Media Genealogy and the Politics of Archaeology
This article, co-authored with Jeremy Packer for The International Journal of Communication, outlines our approach to the media genealogical method and draws on Michel Foucault’s turn from archaeology to genealogy. We examine the limitations of the media archaeological method found in Anglophone discourses surrounding the work of Friedrich Kittler, Wolfgang Ernst, and Siegfried Zielinski.
The Graphing of Difference: Numerical Mediation and the Case of Google’s Knowledge Graph
This article offers a critical examination of contemporary graph databases, such as Google’s Knowledge Graph, from the perspective of media theory, philosophy of difference, and epistemology. Drawing on the work of Gilles Deleuze, I argue that the ontology and schema of semantic graph data will prevent it from ever capturing difference in itself.
Graph Force: Rhetorical Machines and the n-arization of Knowledge
This paper argues that the machine learning algorithms behind Google's Knowledge Graph constitute a machinic rhetoric, by which increasingly autonomous machines are capable of producing their own discursive knowledge-formations. They lead to what I term the n-arization of thought, which delimits the space of invention and knowledge-production to that which can be made to fit the pattern of this data structure.

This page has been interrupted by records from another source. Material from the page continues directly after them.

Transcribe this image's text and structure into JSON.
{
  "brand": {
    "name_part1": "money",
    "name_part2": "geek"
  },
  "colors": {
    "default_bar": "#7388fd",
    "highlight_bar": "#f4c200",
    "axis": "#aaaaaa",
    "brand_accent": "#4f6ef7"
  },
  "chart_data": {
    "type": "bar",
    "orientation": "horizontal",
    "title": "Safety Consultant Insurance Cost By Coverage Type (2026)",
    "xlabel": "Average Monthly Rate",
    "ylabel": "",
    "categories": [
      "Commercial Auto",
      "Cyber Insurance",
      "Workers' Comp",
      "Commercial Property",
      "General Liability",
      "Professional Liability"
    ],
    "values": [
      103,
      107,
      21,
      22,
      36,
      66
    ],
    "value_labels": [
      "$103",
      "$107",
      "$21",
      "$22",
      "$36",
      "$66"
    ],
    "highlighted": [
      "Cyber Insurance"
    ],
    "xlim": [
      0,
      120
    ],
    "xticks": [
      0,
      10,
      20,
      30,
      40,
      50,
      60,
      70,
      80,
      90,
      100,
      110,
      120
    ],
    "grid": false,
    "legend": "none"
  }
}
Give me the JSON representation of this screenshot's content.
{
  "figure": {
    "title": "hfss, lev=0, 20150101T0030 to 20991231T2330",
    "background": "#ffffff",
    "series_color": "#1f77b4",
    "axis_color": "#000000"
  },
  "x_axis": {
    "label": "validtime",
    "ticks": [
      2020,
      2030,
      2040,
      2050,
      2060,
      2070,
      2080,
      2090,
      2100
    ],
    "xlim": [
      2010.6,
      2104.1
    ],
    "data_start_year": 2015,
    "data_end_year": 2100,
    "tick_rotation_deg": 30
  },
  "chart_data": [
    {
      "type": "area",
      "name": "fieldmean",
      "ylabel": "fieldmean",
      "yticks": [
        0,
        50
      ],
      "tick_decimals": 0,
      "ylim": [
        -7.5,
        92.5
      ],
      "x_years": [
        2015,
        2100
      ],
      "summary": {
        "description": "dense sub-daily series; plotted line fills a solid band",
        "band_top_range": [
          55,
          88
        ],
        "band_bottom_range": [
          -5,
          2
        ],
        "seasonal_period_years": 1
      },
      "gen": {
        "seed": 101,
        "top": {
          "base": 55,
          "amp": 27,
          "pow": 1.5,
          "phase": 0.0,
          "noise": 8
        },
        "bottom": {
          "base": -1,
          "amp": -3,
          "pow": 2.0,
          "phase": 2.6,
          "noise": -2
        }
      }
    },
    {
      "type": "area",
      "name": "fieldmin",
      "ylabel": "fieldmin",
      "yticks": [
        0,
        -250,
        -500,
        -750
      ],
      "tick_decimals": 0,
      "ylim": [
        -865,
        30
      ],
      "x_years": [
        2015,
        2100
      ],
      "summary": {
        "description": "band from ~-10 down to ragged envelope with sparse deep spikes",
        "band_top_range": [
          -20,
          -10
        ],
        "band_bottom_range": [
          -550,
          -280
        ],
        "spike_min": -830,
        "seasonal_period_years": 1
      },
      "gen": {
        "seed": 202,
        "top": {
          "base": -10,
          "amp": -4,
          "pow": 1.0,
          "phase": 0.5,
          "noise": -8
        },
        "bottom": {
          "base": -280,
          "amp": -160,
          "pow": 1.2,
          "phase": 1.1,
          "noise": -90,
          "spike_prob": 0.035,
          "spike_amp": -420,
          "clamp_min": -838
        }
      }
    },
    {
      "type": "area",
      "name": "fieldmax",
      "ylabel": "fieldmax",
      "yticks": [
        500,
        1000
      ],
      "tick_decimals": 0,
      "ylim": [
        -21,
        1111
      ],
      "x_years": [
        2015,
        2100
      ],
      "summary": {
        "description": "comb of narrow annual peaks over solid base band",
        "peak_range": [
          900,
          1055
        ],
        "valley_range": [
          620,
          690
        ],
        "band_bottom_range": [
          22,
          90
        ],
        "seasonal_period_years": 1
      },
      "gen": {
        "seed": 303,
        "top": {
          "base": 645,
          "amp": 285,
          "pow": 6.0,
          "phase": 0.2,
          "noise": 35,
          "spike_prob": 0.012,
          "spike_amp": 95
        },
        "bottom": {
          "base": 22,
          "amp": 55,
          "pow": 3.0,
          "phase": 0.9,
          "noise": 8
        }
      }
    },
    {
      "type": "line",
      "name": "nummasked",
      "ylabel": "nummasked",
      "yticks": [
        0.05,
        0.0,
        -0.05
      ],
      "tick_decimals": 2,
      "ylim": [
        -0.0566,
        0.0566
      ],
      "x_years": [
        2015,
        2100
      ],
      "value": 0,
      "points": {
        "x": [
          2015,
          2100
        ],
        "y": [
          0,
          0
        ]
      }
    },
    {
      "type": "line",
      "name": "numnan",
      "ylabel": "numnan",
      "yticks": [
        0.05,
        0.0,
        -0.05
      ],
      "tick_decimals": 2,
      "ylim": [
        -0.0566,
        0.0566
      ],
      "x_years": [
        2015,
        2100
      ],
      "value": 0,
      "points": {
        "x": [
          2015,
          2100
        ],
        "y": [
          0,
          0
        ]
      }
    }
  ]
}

An Archive for the Future: Paul N. Edwards on Technology, Historiography, Self and World
In this interview Paul N. Edwards addresses concerns related to the history and critical analysis of media and technology, including: archival methodology and interdisciplinarity in media studies, theories of technological momentum and infrastructural innovation, the political stakes of historiographic inquiry in terms of media and technology, and the importance of the work of Michel Foucault.
Beyond the Possible
In this article-length review essay co-authored with Matthew May, we respond to Speculate This!, a critical analysis of big data and predictive analytics that operates as a manifesto and a call to envision a new future. We draw on Gilles Deleuze to argue that the authors’ concept of possibility and potentiality are too limited to critique, resist, and escape capitalist forms of speculation.